USA: Fleet Week New York 2012 Hosts Pearl Harbor Survivor

Fleet Week New York 2012 Hosts Pearl Harbor Survivor

The last known Staten Island resident survivor of the Pearl Harbor attack visited Fleet Week New York 2012 at the The Sullivans Pier, May 27.

Former Chief Boatswain’s Mate Alf Kongslie and three generations of his family visited Fleet Week and were treated to a tour of the pier and USS San Jacinto (CG-56) as a small token of their gratitude for his service.

Seventy-one years ago, Kongslie was a crewmember aboard USS Saint Louis (CL-49) in Pearl Harbor, Hawaii. On the morning of December 7, 1941, Kongslie thought his Sunday routine began like any other.

“I saw guys going across the harbor in a liberty boat,Kongslie, 91, said. “I figured they were going to church. Then I saw them jumping off into the water. I didn’t know what was going on.”

What happened was the Japanese attack on the U.S. Pacific Fleet that would pull the United States in to World War II. During the confusion of the attack, he did his best to remain calm and perform his duties during the emergency.

“I kept trying to climb my way up ladders to get to my battle station, but guys kept knocking me off coming down the other way,” he said. “I finally got to my station and got to work.”

After the attack, Kongslie continued serving in the Navy until 1947.

“We were honored to have Mr. Kongslie and his family here today,” said Navy Lt. Jared Jalbert, Fleet Week Staten Island officer in charge.It was a great experience to show our appreciation to such a distinguished veteran.”

Cmdr. Rick Potter, executive officer of San Jacinto, met Kongslie and his family to personally present the World War II veteran a San Jacinto command ball cap and challenge coin before bonging him aboard the ship.

“I never thought I’d ever see a boatswain chief bonged aboard a ship ,” Kongslie said with tears in his eyes.

During the ship’s tour, crewmembers and civilians alike constantly approached Kongslie to shake his hand and thank him.

“It’s a real honor to meet you, sir,” said Fire Controlman 2nd Class (AW) Jennifer Thomas.I just wanted to say thank you for your service.”

“I’m thankful for yours,” Kongslie humbly replied before adding with a grin, “Where were gals like you in the fleet 70 years ago?”
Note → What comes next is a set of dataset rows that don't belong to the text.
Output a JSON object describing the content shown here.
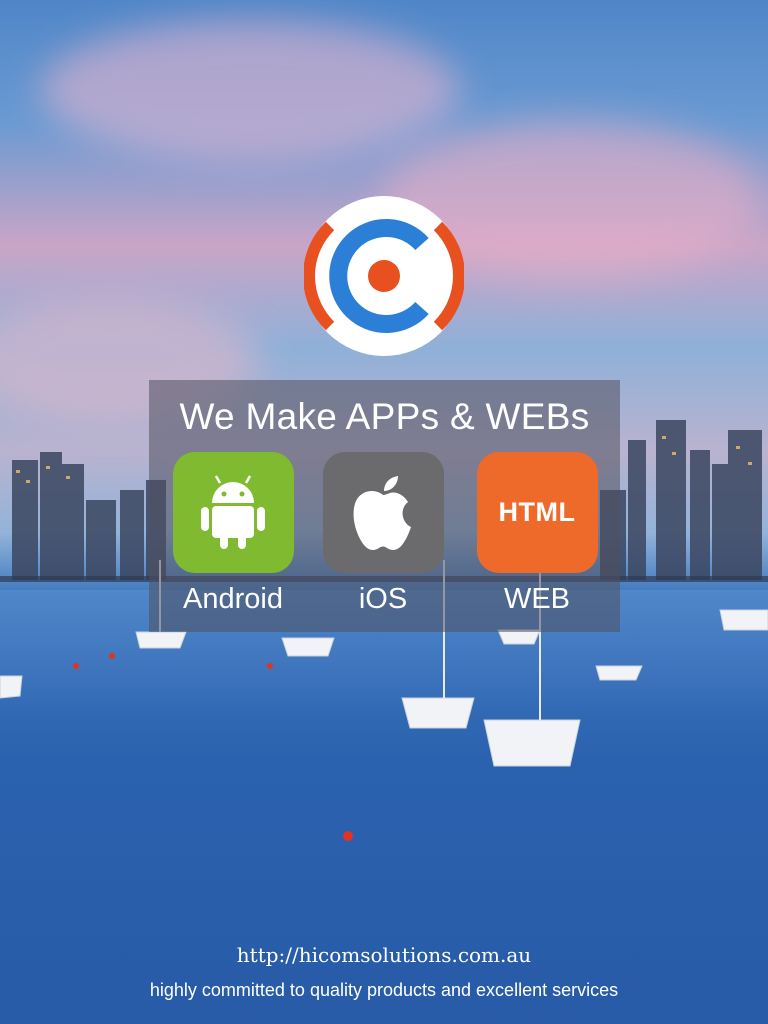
{
  "logo": {
    "icon": "company-logo-icon",
    "colors": {
      "ring": "#e8501f",
      "letter": "#2c7fd6",
      "center": "#e8501f",
      "background": "#ffffff"
    }
  },
  "panel": {
    "headline": "We Make APPs & WEBs",
    "platforms": [
      {
        "label": "Android",
        "icon": "android-icon",
        "color": "#7fba31"
      },
      {
        "label": "iOS",
        "icon": "apple-icon",
        "color": "#6b6b6d"
      },
      {
        "label": "WEB",
        "icon": "html-icon",
        "icon_text": "HTML",
        "color": "#ee6a2b"
      }
    ]
  },
  "footer": {
    "url": "http://hicomsolutions.com.au",
    "tagline": "highly committed to quality products and excellent services"
  }
}
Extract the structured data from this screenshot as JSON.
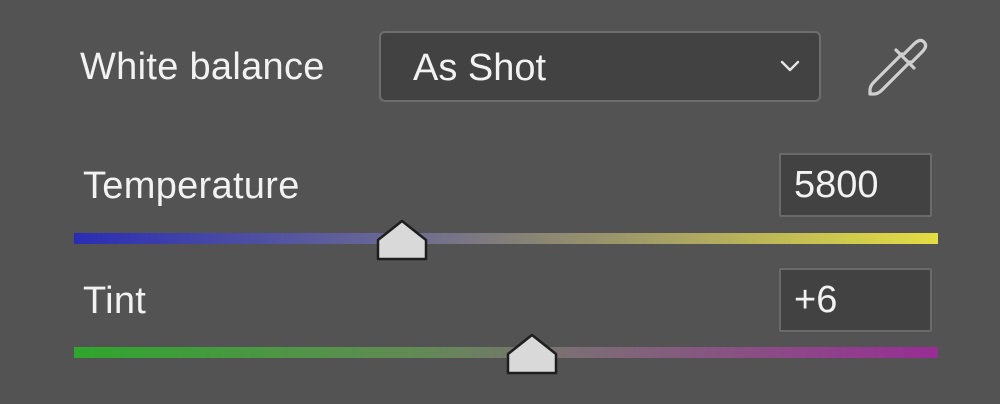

Kongslie, who has spoken to students about his experiences as a Pearl Harbor survivor for years, maintains that his efforts are not extraordinary.
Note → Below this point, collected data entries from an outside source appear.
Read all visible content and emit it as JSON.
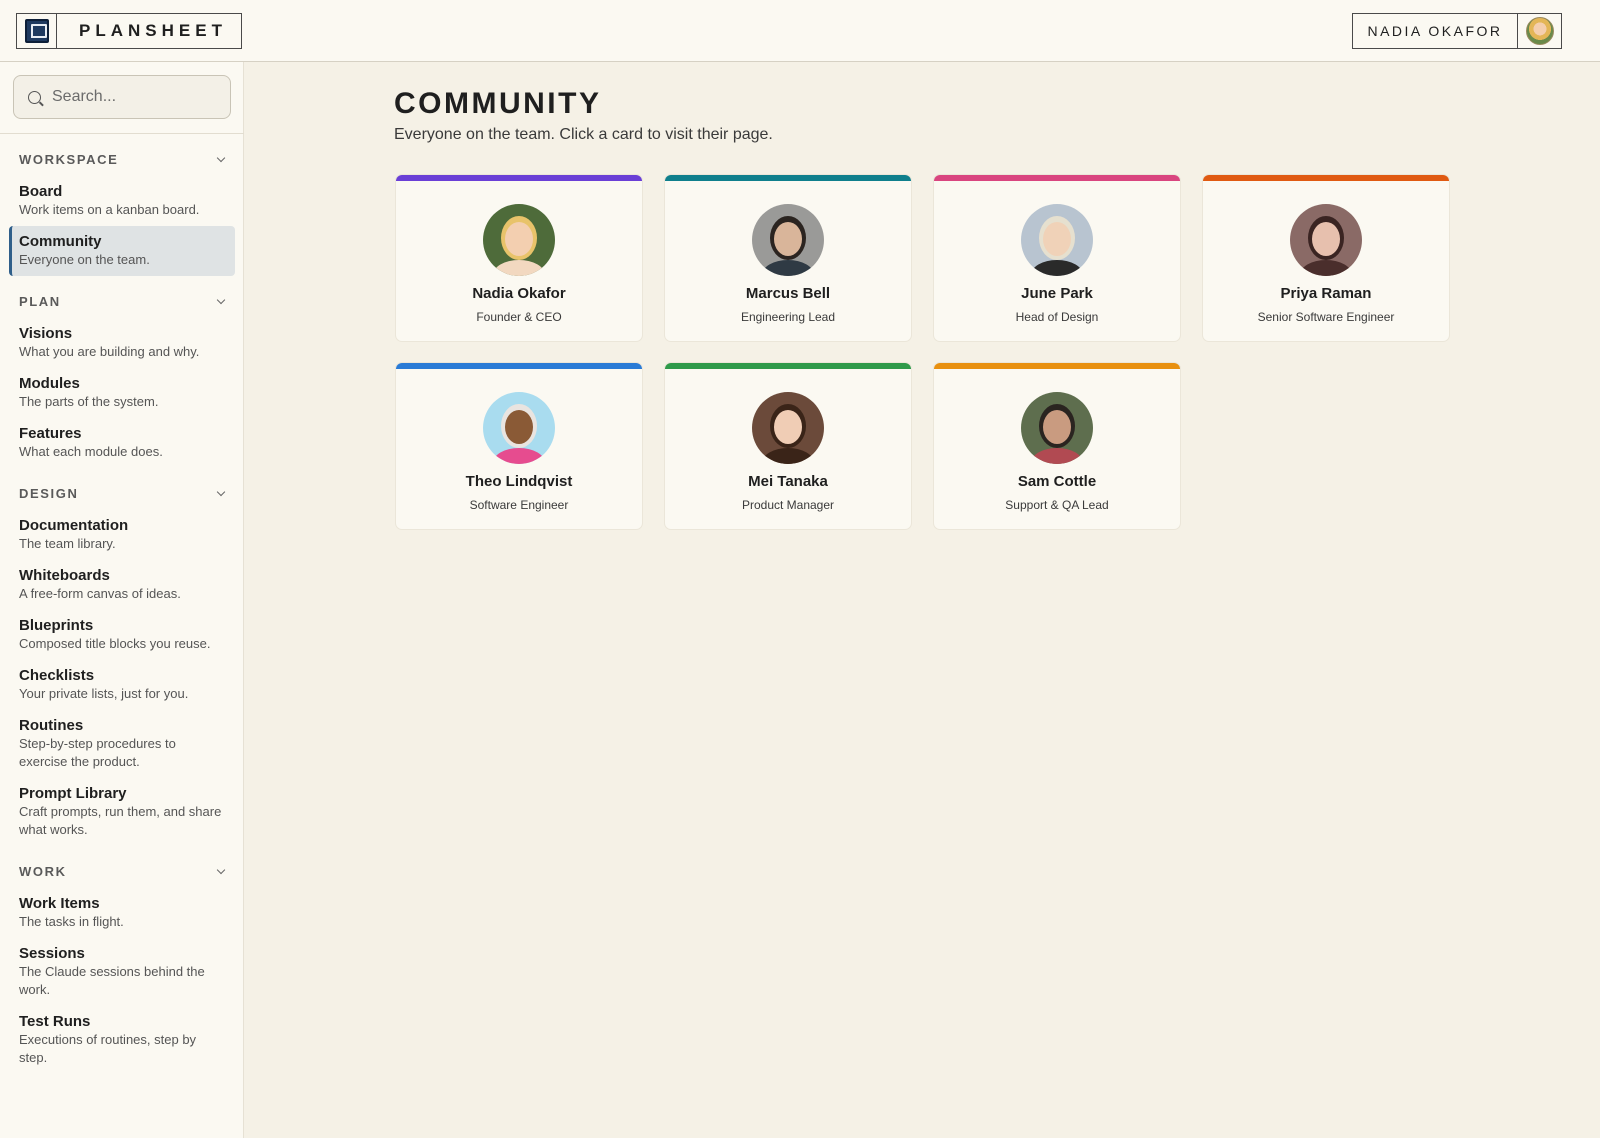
{
  "app": {
    "brand_name": "PLANSHEET",
    "user_name": "NADIA OKAFOR"
  },
  "search": {
    "placeholder": "Search..."
  },
  "sidebar": {
    "sections": [
      {
        "title": "WORKSPACE",
        "items": [
          {
            "label": "Board",
            "desc": "Work items on a kanban board."
          },
          {
            "label": "Community",
            "desc": "Everyone on the team.",
            "active": true
          }
        ]
      },
      {
        "title": "PLAN",
        "items": [
          {
            "label": "Visions",
            "desc": "What you are building and why."
          },
          {
            "label": "Modules",
            "desc": "The parts of the system."
          },
          {
            "label": "Features",
            "desc": "What each module does."
          }
        ]
      },
      {
        "title": "DESIGN",
        "items": [
          {
            "label": "Documentation",
            "desc": "The team library."
          },
          {
            "label": "Whiteboards",
            "desc": "A free-form canvas of ideas."
          },
          {
            "label": "Blueprints",
            "desc": "Composed title blocks you reuse."
          },
          {
            "label": "Checklists",
            "desc": "Your private lists, just for you."
          },
          {
            "label": "Routines",
            "desc": "Step-by-step procedures to exercise the product."
          },
          {
            "label": "Prompt Library",
            "desc": "Craft prompts, run them, and share what works."
          }
        ]
      },
      {
        "title": "WORK",
        "items": [
          {
            "label": "Work Items",
            "desc": "The tasks in flight."
          },
          {
            "label": "Sessions",
            "desc": "The Claude sessions behind the work."
          },
          {
            "label": "Test Runs",
            "desc": "Executions of routines, step by step."
          }
        ]
      }
    ]
  },
  "main": {
    "title": "COMMUNITY",
    "subtitle": "Everyone on the team. Click a card to visit their page."
  },
  "members": [
    {
      "name": "Nadia Okafor",
      "role": "Founder & CEO",
      "accent": "#6a3fd6",
      "bg": "#4e6b3a",
      "face": "#f3cfb0",
      "hair": "#e8c36a",
      "body": "#f2d8c0"
    },
    {
      "name": "Marcus Bell",
      "role": "Engineering Lead",
      "accent": "#0f7f8c",
      "bg": "#9a9a98",
      "face": "#d9b59a",
      "hair": "#2b2420",
      "body": "#2f3a44"
    },
    {
      "name": "June Park",
      "role": "Head of Design",
      "accent": "#d9457f",
      "bg": "#b8c4d0",
      "face": "#f0d2b8",
      "hair": "#e6e0cf",
      "body": "#2a2a2a"
    },
    {
      "name": "Priya Raman",
      "role": "Senior Software Engineer",
      "accent": "#e05a12",
      "bg": "#8a6a66",
      "face": "#e7c0ae",
      "hair": "#3a2422",
      "body": "#4a2e2c"
    },
    {
      "name": "Theo Lindqvist",
      "role": "Software Engineer",
      "accent": "#2a7bd6",
      "bg": "#a9dcef",
      "face": "#8a5a36",
      "hair": "#e9e4e0",
      "body": "#e64c8f"
    },
    {
      "name": "Mei Tanaka",
      "role": "Product Manager",
      "accent": "#2f9a4a",
      "bg": "#6b4a3a",
      "face": "#f0cdb5",
      "hair": "#3a2418",
      "body": "#3a2418"
    },
    {
      "name": "Sam Cottle",
      "role": "Support & QA Lead",
      "accent": "#e8900f",
      "bg": "#5e6e4e",
      "face": "#c99b80",
      "hair": "#2a2420",
      "body": "#b14a52"
    }
  ]
}
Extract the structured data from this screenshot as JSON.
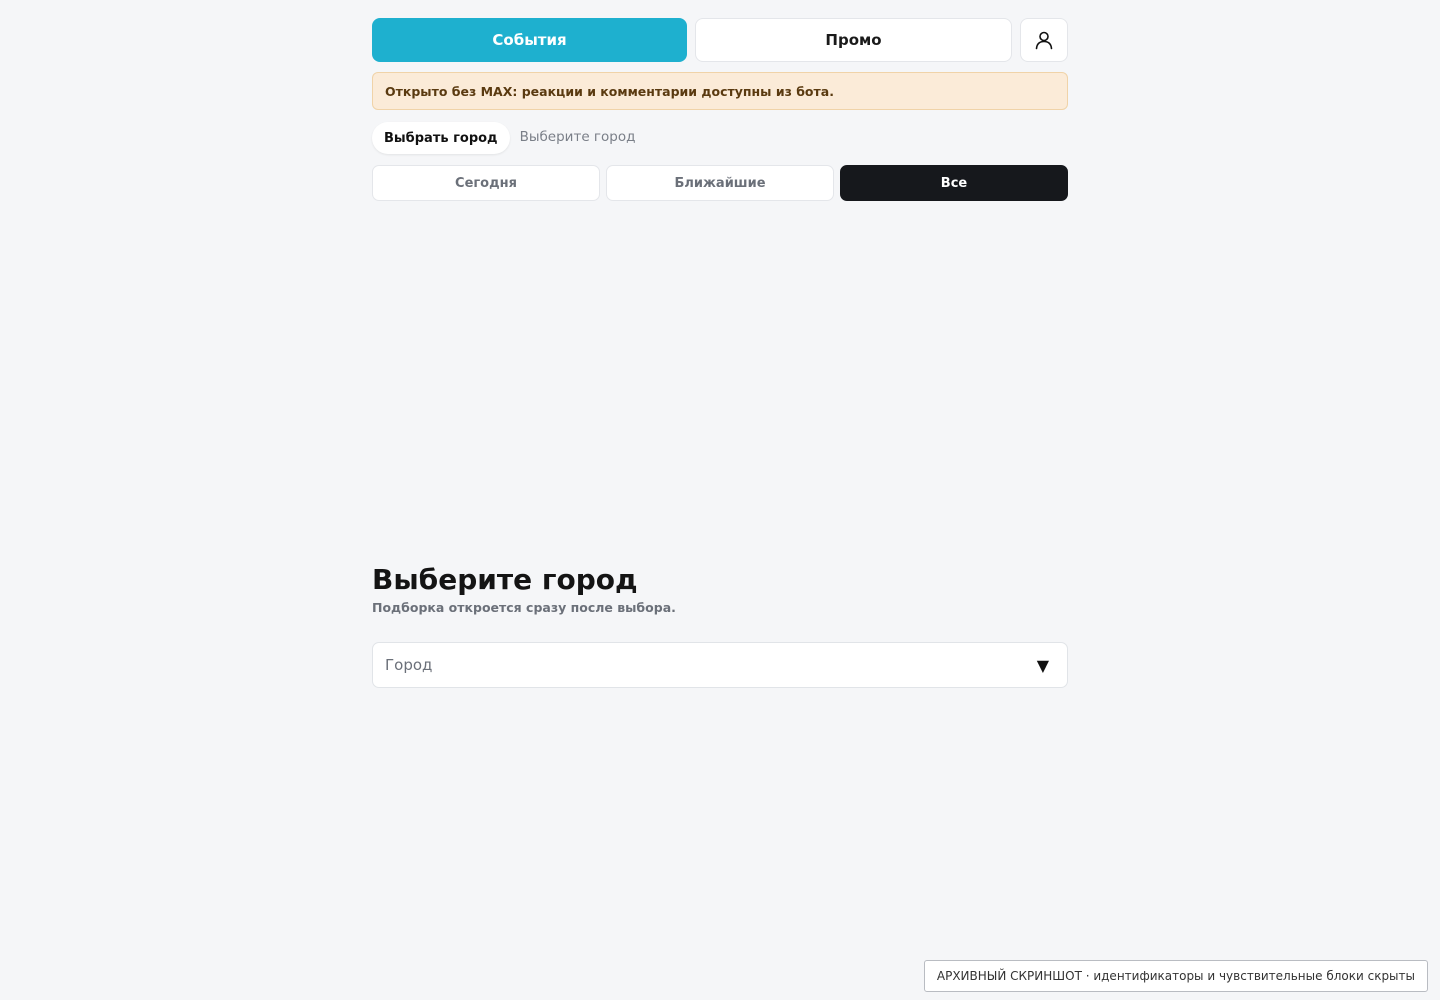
{
  "topbar": {
    "events_label": "События",
    "promo_label": "Промо",
    "profile_icon": "user-icon"
  },
  "notice": {
    "text": "Открыто без MAX: реакции и комментарии доступны из бота."
  },
  "city": {
    "choose_label": "Выбрать город",
    "current": "Выберите город"
  },
  "filters": {
    "today": "Сегодня",
    "nearest": "Ближайшие",
    "all": "Все",
    "active": "all"
  },
  "picker": {
    "title": "Выберите город",
    "subtitle": "Подборка откроется сразу после выбора.",
    "placeholder": "Город",
    "arrow": "▼"
  },
  "footer": {
    "archive_note": "АРХИВНЫЙ СКРИНШОТ · идентификаторы и чувствительные блоки скрыты"
  },
  "colors": {
    "accent": "#1eb0cf",
    "active_filter": "#16181c",
    "notice_bg": "#fbebd8",
    "background": "#f5f6f8"
  }
}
“I consider myself an ambassador to all Pearl Harbor survivors to make sure no one ever forgets,” Kongslie said. “When we talk to the schools, we tell them we’re not heroes. We’re there for the heroes.”
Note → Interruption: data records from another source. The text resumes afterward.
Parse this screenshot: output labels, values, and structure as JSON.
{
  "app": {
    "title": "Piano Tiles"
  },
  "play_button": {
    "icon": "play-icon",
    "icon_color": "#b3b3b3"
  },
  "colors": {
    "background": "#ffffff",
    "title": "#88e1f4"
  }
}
Kongslie said that he was so happy he was able to come out to Fleet Week and meet those who continue to serve after him.

“I’m very proud of today’s service members,” he said. “And they should be proud, too. They have never had more to be proud about than being a service member today.”

As Kongslie was escorted down the gangplank by San Jacinto Sailors, a crowd of about 25 people gathered at the foot of the stairs. As one last honor before he left the pier, the visitors to Fleet Week Staten Island saluted Kongslie’s visit and service with a round of applause.

Held nearly every year since 1984, Fleet Week New York is the city’s celebration of sea services. Fleet Week New York provides an opportunity for the citizens of New York City and the surrounding tri-state area to meet Sailors, Marines and Coast Guardsmen, as well as see, first-hand, the latest capabilities of today’s maritime services. More than 6,000 service men and women from the U.S. and coalition nations are participating.

This year, Fleet Week New York is one of the signature events around the country commemorating OpSail 2012, the bicentennial of the War of 1812, and the Star-Spangled Banner. The Commemoration of the 200th anniversary of the War of 1812 is a salute to all Sailors and Marines who fought gallantly in that conflict, who served in all our nation’s conflicts since then, and who are defending freedom around the world.